四十岁的王姐守着一台缝纫机,眼睁睁看丈夫跟别人过了三年,愣是一根手指头没动。街坊替她着急,她嗑着瓜子回一句:“他爱住哪儿住哪儿。”这话听着窝囊,可你听完后面的事,就知道她有多不简单。
她在菜市场东头开裁缝铺,一开二十来年。活儿做得慢,手工却细,裤脚改得服帖,拉链换得利索,连开奥迪的杨总都专程送西装来。俗话说慢工出细活,她的口碑就是这么一针一线缝出来的。可一回家就是另一副模样:沙发上衣裳堆成山,茶几上摆着剩泡面,一年开伙的次数掰指头数得过来。丈夫老周在建材市场送货,勤快精干,嫌她懒,两口子为这个没少吵。

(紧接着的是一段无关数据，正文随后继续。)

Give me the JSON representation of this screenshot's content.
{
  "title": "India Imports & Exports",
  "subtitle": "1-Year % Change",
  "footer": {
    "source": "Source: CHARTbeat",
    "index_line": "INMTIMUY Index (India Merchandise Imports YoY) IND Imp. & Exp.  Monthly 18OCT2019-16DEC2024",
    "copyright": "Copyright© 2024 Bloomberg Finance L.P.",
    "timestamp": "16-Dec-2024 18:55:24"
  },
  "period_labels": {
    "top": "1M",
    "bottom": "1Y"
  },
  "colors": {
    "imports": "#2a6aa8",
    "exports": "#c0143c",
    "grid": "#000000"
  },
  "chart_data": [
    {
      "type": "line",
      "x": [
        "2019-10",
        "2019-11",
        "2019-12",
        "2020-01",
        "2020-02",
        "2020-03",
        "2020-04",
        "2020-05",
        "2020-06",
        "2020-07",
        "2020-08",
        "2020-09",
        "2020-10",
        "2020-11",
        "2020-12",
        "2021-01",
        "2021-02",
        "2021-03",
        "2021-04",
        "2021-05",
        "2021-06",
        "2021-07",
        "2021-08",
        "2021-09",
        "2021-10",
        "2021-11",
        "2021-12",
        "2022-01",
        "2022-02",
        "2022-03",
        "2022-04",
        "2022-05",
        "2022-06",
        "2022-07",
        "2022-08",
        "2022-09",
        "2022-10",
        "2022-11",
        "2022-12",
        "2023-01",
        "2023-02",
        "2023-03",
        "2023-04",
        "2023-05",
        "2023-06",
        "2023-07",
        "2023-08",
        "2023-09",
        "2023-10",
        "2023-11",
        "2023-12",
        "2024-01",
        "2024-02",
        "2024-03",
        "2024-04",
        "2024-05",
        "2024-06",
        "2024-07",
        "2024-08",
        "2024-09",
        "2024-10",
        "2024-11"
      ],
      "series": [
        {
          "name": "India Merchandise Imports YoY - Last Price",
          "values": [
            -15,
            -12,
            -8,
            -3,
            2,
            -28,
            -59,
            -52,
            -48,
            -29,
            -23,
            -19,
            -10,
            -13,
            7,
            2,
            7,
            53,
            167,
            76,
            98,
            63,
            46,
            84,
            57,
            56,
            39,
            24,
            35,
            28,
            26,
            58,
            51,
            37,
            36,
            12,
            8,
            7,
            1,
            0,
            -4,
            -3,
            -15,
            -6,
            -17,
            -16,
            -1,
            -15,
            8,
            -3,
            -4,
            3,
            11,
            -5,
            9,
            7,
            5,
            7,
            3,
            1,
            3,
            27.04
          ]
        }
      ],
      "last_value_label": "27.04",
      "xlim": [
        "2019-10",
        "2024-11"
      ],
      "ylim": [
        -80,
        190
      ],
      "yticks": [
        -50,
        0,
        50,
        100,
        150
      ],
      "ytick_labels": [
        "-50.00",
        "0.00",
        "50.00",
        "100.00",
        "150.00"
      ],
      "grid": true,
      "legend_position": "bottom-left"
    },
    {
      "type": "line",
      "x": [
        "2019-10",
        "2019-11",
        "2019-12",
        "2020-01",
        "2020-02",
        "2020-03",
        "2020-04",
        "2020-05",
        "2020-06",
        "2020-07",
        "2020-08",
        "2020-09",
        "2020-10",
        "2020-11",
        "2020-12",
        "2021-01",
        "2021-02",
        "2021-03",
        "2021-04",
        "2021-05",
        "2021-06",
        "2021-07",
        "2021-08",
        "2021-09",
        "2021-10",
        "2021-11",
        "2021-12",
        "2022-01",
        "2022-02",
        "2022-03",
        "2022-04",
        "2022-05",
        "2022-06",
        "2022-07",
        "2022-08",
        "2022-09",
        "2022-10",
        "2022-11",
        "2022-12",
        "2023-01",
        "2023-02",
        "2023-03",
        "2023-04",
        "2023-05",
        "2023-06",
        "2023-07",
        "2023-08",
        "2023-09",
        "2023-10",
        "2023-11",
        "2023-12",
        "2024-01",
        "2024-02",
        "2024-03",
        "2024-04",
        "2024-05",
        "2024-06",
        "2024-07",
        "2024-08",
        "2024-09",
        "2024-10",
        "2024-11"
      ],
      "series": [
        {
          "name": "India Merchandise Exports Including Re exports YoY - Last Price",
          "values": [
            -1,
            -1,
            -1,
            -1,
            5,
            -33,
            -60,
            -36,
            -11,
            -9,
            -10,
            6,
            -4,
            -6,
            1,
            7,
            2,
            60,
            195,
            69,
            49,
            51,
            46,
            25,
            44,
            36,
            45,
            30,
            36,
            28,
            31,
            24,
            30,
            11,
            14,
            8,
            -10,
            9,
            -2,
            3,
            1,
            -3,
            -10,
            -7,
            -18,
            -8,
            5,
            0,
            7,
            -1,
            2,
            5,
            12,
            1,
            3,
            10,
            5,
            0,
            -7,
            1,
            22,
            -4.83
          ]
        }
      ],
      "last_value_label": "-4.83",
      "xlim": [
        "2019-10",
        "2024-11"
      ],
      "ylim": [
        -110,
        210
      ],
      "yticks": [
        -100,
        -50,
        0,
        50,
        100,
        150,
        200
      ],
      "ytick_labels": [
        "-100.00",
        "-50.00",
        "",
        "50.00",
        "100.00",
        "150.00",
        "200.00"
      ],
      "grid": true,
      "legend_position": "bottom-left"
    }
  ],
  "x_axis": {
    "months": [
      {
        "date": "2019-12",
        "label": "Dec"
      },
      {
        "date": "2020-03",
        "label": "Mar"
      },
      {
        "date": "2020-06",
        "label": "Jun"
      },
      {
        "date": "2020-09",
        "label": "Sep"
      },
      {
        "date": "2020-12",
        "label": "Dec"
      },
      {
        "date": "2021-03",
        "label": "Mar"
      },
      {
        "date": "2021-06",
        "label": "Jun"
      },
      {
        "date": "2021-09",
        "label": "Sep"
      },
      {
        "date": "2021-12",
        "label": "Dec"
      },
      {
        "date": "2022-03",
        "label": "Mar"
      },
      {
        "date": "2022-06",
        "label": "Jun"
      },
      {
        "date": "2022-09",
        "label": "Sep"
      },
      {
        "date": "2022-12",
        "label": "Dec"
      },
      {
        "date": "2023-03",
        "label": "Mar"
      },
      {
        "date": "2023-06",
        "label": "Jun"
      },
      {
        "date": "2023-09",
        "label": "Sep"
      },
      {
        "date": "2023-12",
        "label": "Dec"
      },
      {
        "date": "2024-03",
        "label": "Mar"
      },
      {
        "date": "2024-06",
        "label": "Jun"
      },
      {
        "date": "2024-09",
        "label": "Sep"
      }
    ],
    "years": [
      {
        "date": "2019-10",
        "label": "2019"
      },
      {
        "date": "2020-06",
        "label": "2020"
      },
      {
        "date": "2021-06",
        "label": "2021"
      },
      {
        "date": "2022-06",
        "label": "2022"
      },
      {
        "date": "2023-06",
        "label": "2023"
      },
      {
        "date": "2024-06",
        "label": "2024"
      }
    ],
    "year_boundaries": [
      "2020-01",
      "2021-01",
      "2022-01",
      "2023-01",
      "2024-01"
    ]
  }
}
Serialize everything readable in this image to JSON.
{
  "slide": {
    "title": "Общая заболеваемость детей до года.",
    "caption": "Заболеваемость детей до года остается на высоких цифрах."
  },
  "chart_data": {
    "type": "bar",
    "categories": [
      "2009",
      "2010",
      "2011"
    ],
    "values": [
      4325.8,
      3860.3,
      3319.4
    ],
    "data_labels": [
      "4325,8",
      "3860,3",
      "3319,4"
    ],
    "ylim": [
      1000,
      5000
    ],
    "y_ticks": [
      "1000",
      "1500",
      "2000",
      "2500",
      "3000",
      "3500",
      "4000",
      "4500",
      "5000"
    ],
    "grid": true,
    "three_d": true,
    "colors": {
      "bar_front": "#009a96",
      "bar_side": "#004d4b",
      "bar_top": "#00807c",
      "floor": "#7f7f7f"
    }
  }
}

三年前,老周跟市场里一个卖瓷砖的女人好上了。那女人外地来的,离过婚,带着女儿守摊讨生活,本事却不小,雇了两个帮手,添了一辆面包车。老周天天送货打她门口过,一来二去心就挪了窝,干脆搬了过去,一个月回来一两趟,抓几件衣服转身就走。
整条街都传遍了。卖豆腐的李婶好心提醒,王姐正蹬着机器,头都懒得抬。有人打抱不平,专门跑到铺子里理论。她放下粉笔,掰着指头算账:每月三千生活费一分不少,缺布缺线他跑腿,灯泡坏了他连夜换,水管漏了他半夜修。从前同住一个屋檐下天天吵,如今他有人疼,她有人养,各得其所。她反问一句:“你说我亏在哪儿?”来人张着嘴,半天接不上话。
日子就这么淌着,直到有一天,老周回来取东西,站在门口支支吾吾,说那女人想领证,前提是先办离婚。所有人都以为要出事了。
王姐把软尺往脖子上一挂,眼皮都没抬:“你让她来跟我说。”
隔天,那女人真来了。红毛衣,妆化得体面,坐在板凳上连声说对不起。王姐停了机器,盯着她看了好一阵,开口却问了三个怪问题:你那摊子一年挣多少?他跟你高兴不?那你自己高兴不?
对方一愣一愣地答:好的年头十几万;高兴;眼圈一红,点头。
王姐端起搪瓷缸喝了口水,把事情定了调:他不是跟我过不下去才走的,我俩本来就没过好。我懒,你们勤快,正合适。存款一人一半,生活费往后不用给了。一席话说完,那女人坐在板凳上哭了。王姐递张纸巾,转回身继续蹬机器,嗒嗒嗒的声响里,夕阳照在案板的瓜子壳上,金灿灿一片。
老周搬走后,她反倒勤快了一回,屋子收拾利索,空卧室换了淡蓝碎花的新被罩。劝她再找一个,她直摆手:我这懒毛病,再找人来说不定把人家饿死。
有人问她真不难过的?她坐在门口藤椅上剥瓜子,剥好的仁儿在手心里一颗颗排好,数了数,七颗。她说:太阳天天落,第二天照样升。二十年带走的不是伤心,是习惯。习惯这东西,改着改着,也就改过来了。
后来老周送货路过铺子,脚步明显慢了。王姐正给老太太量裤脚,抬头撞上他的目光,只挥挥手:忙你的去吧,送货莫迟了。三轮车拐过街角,她弯腰捡起一根线头,指头上绕两圈,顺手扔进垃圾桶。
二十年的婚姻,就这么轻轻巧巧收了尾。
细想想,王姐哪里是懒?她只是把力气花在了刀刃上。多少人困在名存实亡的关系里撕扯半生,要死要活,到头来两败俱伤。她倒好,退一步海阔天空。人心散了,强留无用。日子是过给自己的,把命放在自己手里,比什么都强。